The authors’ reporting on the number of PERT activations is thought-provoking to any clinician interested in starting a PERT program. The average reported dosing of calls is eight per month per 1000 beds, but variable among the institutions. 6 Depending on resources, each call involves physicians of multiple specialties during non-traditional hours in teleconference; time commitment for clinical and administrative duty is immense. This care coordination and increased on-call burden often goes largely uncompensated, with only procedural and clinic downstream revenue for some of the team providers. The asymmetric returns are often not appreciated at the point of team creation and require significant time and capital investment, but when realized, are immense. Our team receives positive feedback on the collaboration our cross-functional group can provide for decision support on complex patients and we feel pride in our high-quality multidisciplinary care. Formalized PERT clinic follow-up has allowed for the earlier detection and treatment of chronic thromboembolic pulmonary hypertension (CTEPH), a devastating but potentially curable sequela, when found early. Participation in the PERT Consortium has brought us together with like-minded physicians across the country interesting in advancing care.

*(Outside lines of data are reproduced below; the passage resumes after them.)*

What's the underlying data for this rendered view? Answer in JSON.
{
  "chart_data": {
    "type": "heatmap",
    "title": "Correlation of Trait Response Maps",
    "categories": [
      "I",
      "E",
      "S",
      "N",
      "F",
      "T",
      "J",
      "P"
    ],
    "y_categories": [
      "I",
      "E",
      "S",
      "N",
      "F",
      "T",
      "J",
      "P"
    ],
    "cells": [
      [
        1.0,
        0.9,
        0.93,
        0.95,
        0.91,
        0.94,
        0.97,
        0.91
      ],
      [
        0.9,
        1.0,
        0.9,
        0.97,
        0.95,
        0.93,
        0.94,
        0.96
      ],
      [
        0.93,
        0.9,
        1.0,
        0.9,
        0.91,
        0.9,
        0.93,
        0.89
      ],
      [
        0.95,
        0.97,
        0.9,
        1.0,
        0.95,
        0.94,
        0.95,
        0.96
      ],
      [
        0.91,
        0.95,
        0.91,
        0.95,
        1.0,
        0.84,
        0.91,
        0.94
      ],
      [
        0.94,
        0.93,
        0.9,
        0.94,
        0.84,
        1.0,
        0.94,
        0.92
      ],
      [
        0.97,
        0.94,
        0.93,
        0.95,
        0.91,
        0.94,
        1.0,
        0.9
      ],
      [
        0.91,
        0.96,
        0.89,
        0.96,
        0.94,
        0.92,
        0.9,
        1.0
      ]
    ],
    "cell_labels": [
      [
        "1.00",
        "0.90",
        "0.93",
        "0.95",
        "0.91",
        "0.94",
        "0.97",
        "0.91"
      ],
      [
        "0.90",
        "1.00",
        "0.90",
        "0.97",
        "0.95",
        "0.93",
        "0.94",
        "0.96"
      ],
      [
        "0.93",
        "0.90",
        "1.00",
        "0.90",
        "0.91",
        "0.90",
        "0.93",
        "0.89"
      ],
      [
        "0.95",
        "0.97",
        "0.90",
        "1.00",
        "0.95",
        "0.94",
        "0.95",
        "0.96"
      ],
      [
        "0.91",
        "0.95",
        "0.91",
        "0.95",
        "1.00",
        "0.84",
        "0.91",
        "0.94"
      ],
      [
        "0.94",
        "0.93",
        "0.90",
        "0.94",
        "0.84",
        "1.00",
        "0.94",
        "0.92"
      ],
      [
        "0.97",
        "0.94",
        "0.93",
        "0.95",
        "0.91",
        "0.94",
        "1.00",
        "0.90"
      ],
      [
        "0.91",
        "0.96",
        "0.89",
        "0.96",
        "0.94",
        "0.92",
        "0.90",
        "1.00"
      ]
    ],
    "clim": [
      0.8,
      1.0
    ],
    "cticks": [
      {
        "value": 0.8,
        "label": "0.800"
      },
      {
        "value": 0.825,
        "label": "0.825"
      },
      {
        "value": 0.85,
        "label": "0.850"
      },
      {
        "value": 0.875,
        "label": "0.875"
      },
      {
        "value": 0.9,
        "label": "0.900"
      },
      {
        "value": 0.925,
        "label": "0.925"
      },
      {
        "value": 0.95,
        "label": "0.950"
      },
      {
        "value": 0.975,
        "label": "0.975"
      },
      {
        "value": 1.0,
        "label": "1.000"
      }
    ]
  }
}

The data provided by Schultz and colleagues is an exciting beginning to a new era of PE research. Coordinated care for complicated patients done in high-quality centers may finally pool together, by way of the PERT registry, the powered data necessary to answer the ongoing questions in our field. Are our current risk stratification guidelines accurate in predicting outcome? Who benefits from advanced therapy and can we impact morbidity and mortality? Do our expanded care options or post-PE follow-up help us earlier identify long-term sequelae of acute PE including the Post-PE syndrome and CTEPH? The PERT consortium members are well primed to carry out multicenter prospective trials to additionally help guide future therapies. Amid these questions, a point of clarity exists in the rapid growth of PERT driven therapy for this complicated and heterogeneous disease state, and a wealth of information will be obtained to advance the care of our patients.